It is said that Lord Worcester in the reign of Charles II. was one of the first scientists to experiment with steam engines, and about a century later James Watt improved and utilised this invention. We have all heard of the little Scotch boy who used to sit watching the steam coming from the spout of a boiling kettle, who puzzled his head over its power and who, when he grew up, worked hard in order to earn money and be able to carry out his experiments.
The first railway was opened in 1825, but before that the steam engine invented by Watt had been in use for some time in collieries. One of these early engines, which was called "Puffing Billy," can still be seen in a London museum.

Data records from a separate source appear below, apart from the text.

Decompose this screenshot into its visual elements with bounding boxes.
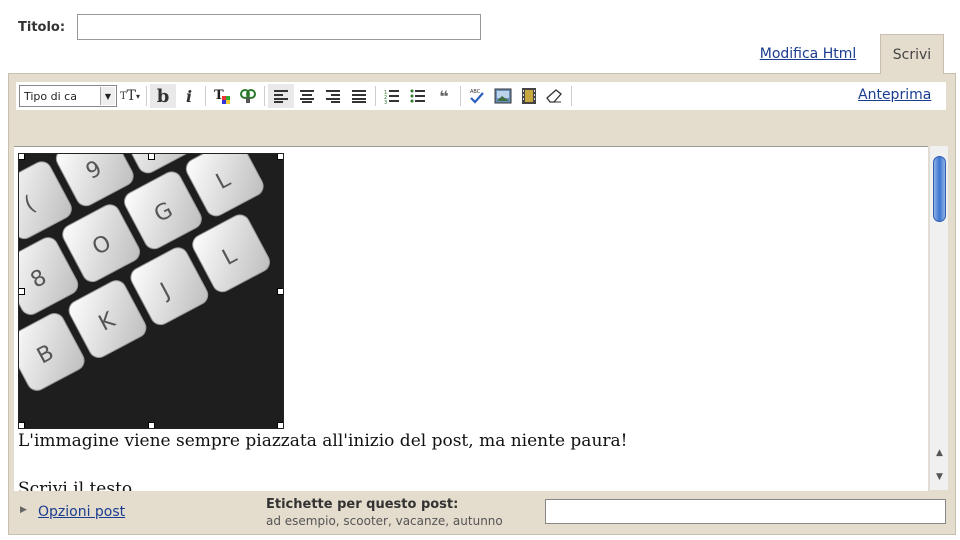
insert-video-icon[interactable] (516, 84, 542, 108)
justify-icon[interactable] (346, 84, 372, 108)
post-image[interactable]: (908OGLBKJL (18, 153, 284, 429)
resize-handle[interactable] (148, 422, 155, 428)
post-body-line: L'immagine viene sempre piazzata all'ini… (18, 431, 628, 451)
font-family-select[interactable]: Tipo di ca ▼ (19, 85, 117, 107)
resize-handle[interactable] (277, 288, 283, 295)
editor-toolbar: Tipo di ca ▼ T T ▾ b i T 123 ❝ ABC (16, 82, 946, 110)
toolbar-separator (571, 86, 572, 106)
align-center-icon[interactable] (294, 84, 320, 108)
numbered-list-icon[interactable]: 123 (379, 84, 405, 108)
remove-formatting-icon[interactable] (542, 84, 568, 108)
align-right-icon[interactable] (320, 84, 346, 108)
blockquote-icon[interactable]: ❝ (431, 84, 457, 108)
labels-hint: ad esempio, scooter, vacanze, autunno (266, 514, 503, 528)
align-left-icon[interactable] (268, 84, 294, 108)
resize-handle[interactable] (19, 422, 25, 428)
scroll-down-icon[interactable]: ▼ (933, 470, 946, 484)
tab-compose[interactable]: Scrivi (880, 34, 944, 74)
keyboard-photo: (908OGLBKJL (19, 154, 283, 428)
resize-handle[interactable] (277, 154, 283, 160)
preview-link[interactable]: Anteprima (858, 87, 931, 103)
chevron-down-icon: ▼ (100, 87, 115, 105)
scroll-up-icon[interactable]: ▲ (933, 446, 946, 460)
editor-scrollbar[interactable]: ▲ ▼ (929, 146, 948, 490)
labels-title: Etichette per questo post: (266, 497, 459, 512)
svg-text:ABC: ABC (470, 89, 481, 95)
font-size-icon[interactable]: T T ▾ (117, 84, 143, 108)
font-family-value: Tipo di ca (24, 89, 77, 103)
link-icon[interactable] (235, 84, 261, 108)
title-row: Titolo: (18, 12, 482, 42)
toolbar-separator (460, 86, 461, 106)
resize-handle[interactable] (148, 154, 155, 160)
labels-input[interactable] (545, 499, 946, 524)
bold-icon[interactable]: b (150, 84, 176, 108)
expand-arrow-icon[interactable]: ▶ (20, 505, 27, 515)
svg-text:3: 3 (384, 100, 387, 104)
post-footer: ▶ Opzioni post Etichette per questo post… (14, 490, 948, 532)
tab-edit-html[interactable]: Modifica Html (746, 34, 870, 74)
post-options-link[interactable]: Opzioni post (38, 504, 125, 520)
bullet-list-icon[interactable] (405, 84, 431, 108)
title-input[interactable] (77, 14, 482, 40)
toolbar-separator (264, 86, 265, 106)
toolbar-separator (205, 86, 206, 106)
toolbar-separator (146, 86, 147, 106)
editor-content[interactable]: (908OGLBKJL L'immagine viene sempre piaz… (14, 146, 928, 491)
scrollbar-thumb[interactable] (933, 156, 946, 222)
text-color-icon[interactable]: T (209, 84, 235, 108)
italic-icon[interactable]: i (176, 84, 202, 108)
toolbar-separator (375, 86, 376, 106)
resize-handle[interactable] (19, 288, 25, 295)
resize-handle[interactable] (277, 422, 283, 428)
resize-handle[interactable] (19, 154, 25, 160)
insert-image-icon[interactable] (490, 84, 516, 108)
spellcheck-icon[interactable]: ABC (464, 84, 490, 108)
title-label: Titolo: (18, 19, 66, 35)
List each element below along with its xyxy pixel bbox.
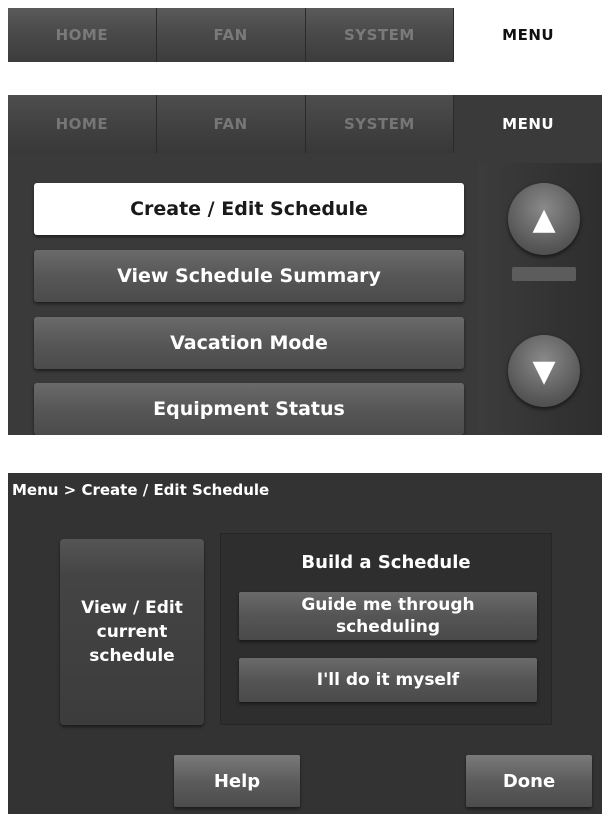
scroll-thumb[interactable] (512, 267, 576, 281)
tab-fan[interactable]: FAN (156, 95, 306, 153)
guide-me-button[interactable]: Guide me through scheduling (239, 592, 537, 640)
down-arrow-icon: ▼ (532, 353, 556, 389)
tab-home[interactable]: HOME (8, 95, 157, 153)
scroll-up-button[interactable]: ▲ (508, 183, 580, 255)
tab-menu[interactable]: MENU (454, 95, 602, 153)
do-it-myself-button[interactable]: I'll do it myself (239, 658, 537, 702)
view-edit-current-schedule-button[interactable]: View / Edit current schedule (60, 539, 204, 725)
done-button[interactable]: Done (466, 755, 592, 807)
create-edit-schedule-button[interactable]: Create / Edit Schedule (34, 183, 464, 235)
tab-home[interactable]: HOME (8, 8, 157, 62)
vacation-mode-button[interactable]: Vacation Mode (34, 317, 464, 369)
tab-fan[interactable]: FAN (156, 8, 306, 62)
schedule-screen: Menu > Create / Edit Schedule View / Edi… (8, 473, 602, 814)
tab-system[interactable]: SYSTEM (305, 95, 455, 153)
help-button[interactable]: Help (174, 755, 300, 807)
menu-screen-tab-bar: HOME FAN SYSTEM MENU (8, 95, 602, 153)
up-arrow-icon: ▲ (532, 201, 556, 237)
scroll-down-button[interactable]: ▼ (508, 335, 580, 407)
view-schedule-summary-button[interactable]: View Schedule Summary (34, 250, 464, 302)
build-schedule-title: Build a Schedule (301, 552, 471, 573)
tab-system[interactable]: SYSTEM (305, 8, 455, 62)
build-schedule-group: Build a Schedule Guide me through schedu… (220, 533, 552, 725)
menu-screen: HOME FAN SYSTEM MENU Create / Edit Sched… (8, 95, 602, 435)
breadcrumb: Menu > Create / Edit Schedule (12, 481, 270, 499)
equipment-status-button[interactable]: Equipment Status (34, 383, 464, 435)
top-tab-bar: HOME FAN SYSTEM MENU (8, 8, 602, 62)
tab-menu[interactable]: MENU (454, 8, 602, 62)
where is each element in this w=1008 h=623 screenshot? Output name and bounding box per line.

The railway trains of ninety years ago, wonderful as they were considered then, were very different from those of to-day, for there were no comfortable carriages with windows and cushioned seats, and the passengers had to travel in open wagons. There were no waiting rooms or platforms either, and the speed was very moderate, fifteen to twenty miles an hour being thought marvellous and even dangerous.
This is what a writer says in the year 1837:
"The length of the Liverpool railway is thirty-one miles, and the fact that passengers are regularly conveyed that distance by locomotive engines in one and a half to two hours produced an extraordinary sensation."
EARLY ENGINE.
As the years went on, railways and the trains which ran on them improved very quickly and stage coaches became hopelessly old-fashioned, but for some time a railway journey was something of an adventure and many strange plans were made in order to prevent accidents.
One of the most eccentric of these ideas was that the last carriage or van on a train should have a roof sloping backwards towards the ground and fitted with railway lines, so that if the train to which it was attached were overtaken by another, there would be no collision, for the second engine would run up the sloping roof and travel along on the top of the slower train.